Days after the largest IPO in US history, SpaceX is already moving on its next deal. The rocket company has formally agreed to acquire Cursor — the AI coding platform used by millions of professional developers — for $60 billion in stock.
Cursor was built by Anysphere, a San Francisco startup founded in 2022. It grew fast: by mid-2026 the company was generating around $3 billion in annualized revenue and had raised more than $3 billion in total funding. Cursor does the tedious parts of programming — it autocompletes code, spots bugs, explains unfamiliar codebases, and handles large chunks of routine work. Before SpaceX's offer, the startup was valued at around $29 billion and was preparing a new funding round that would have pushed that to $50 billion. SpaceX got there first.
SpaceX had held an option to buy Cursor since April, but delayed acting until after its own IPO. Now that SpaceX shares are trading on Nasdaq at a market cap above $2 trillion, the company converted that option into a formal agreement. Cursor shareholders will receive SpaceX stock at a $60 billion implied equity value; the merger is expected to close in Q3 2026.
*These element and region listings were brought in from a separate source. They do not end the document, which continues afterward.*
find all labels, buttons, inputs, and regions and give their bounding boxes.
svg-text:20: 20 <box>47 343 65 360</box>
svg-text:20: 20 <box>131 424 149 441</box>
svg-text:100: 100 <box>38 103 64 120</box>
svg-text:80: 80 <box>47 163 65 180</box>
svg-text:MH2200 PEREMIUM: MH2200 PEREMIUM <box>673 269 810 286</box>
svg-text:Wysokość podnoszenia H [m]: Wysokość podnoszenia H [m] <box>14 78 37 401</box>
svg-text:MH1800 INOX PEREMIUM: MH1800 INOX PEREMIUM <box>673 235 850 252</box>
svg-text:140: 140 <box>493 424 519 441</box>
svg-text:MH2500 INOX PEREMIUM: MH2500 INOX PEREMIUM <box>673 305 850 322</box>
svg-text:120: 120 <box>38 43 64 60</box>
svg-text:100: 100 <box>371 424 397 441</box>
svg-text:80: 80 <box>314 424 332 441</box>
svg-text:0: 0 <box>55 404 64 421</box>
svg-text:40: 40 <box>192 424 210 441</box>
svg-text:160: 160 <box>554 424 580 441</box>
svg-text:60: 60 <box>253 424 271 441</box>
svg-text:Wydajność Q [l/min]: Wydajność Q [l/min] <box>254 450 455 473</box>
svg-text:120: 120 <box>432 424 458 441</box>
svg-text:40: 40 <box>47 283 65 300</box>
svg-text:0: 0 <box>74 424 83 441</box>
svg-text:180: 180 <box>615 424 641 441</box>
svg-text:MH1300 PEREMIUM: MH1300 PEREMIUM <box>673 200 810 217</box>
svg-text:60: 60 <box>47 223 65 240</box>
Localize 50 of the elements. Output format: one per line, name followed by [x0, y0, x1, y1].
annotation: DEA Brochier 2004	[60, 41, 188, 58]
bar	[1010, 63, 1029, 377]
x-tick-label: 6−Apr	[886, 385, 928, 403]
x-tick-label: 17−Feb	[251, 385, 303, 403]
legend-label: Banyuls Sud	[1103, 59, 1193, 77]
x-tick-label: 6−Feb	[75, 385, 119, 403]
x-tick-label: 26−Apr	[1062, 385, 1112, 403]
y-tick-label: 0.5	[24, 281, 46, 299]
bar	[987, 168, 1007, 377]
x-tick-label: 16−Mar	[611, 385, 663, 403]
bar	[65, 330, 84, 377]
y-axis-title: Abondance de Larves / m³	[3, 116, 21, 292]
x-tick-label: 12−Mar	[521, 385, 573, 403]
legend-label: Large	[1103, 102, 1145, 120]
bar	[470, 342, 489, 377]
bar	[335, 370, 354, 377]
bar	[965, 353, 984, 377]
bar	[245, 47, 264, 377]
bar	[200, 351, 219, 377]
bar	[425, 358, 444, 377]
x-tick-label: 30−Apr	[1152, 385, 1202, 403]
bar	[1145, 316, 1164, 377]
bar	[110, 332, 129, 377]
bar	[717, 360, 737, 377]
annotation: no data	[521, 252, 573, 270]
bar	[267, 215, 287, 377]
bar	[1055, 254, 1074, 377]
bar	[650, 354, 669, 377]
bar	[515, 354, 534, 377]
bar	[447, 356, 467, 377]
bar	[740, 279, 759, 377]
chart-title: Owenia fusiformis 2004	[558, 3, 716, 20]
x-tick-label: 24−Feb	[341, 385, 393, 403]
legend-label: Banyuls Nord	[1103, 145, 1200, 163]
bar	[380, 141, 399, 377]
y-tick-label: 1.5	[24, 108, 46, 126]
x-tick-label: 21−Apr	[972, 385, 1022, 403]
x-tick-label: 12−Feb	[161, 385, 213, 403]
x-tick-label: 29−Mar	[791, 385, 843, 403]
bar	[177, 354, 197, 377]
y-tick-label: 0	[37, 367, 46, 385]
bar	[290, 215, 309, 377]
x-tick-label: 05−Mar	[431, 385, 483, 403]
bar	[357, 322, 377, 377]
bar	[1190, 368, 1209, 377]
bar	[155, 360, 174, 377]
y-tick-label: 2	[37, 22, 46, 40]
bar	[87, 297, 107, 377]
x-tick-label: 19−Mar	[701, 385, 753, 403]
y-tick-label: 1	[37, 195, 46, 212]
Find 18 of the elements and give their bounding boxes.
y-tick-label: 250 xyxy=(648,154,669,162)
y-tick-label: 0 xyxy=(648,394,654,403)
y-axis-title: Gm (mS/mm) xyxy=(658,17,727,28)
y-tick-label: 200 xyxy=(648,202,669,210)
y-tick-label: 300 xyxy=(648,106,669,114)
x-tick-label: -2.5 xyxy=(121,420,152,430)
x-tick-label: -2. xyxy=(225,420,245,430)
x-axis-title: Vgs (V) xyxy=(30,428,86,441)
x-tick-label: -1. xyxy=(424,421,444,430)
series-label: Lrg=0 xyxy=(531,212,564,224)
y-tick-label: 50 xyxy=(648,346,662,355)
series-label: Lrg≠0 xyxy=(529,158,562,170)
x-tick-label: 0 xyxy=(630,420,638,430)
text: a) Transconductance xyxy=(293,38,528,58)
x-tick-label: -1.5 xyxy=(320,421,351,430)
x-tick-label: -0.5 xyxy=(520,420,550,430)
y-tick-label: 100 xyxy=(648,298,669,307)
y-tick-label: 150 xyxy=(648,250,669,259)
The deal fits the architecture Musk has been building all year. In February, SpaceX absorbed xAI — the team behind Grok — along with Colossus, a supercomputer equivalent to one million H100 GPUs. Cursor fills the one gap: direct reach to the engineers who actually write production code. As SpaceX put it, combining Cursor's product and its distribution to expert software engineers with Colossus creates the foundation to build the world's most useful models.
Microsoft had reportedly been looking at Cursor too, but SpaceX moved faster. GitHub Copilot — owned by Microsoft — now faces a rival backed by vastly larger compute resources. For the millions of developers who rely on Cursor today, the real question is whether the product they chose partly for its independence will feel different inside Musk's ecosystem — or stay exactly the same.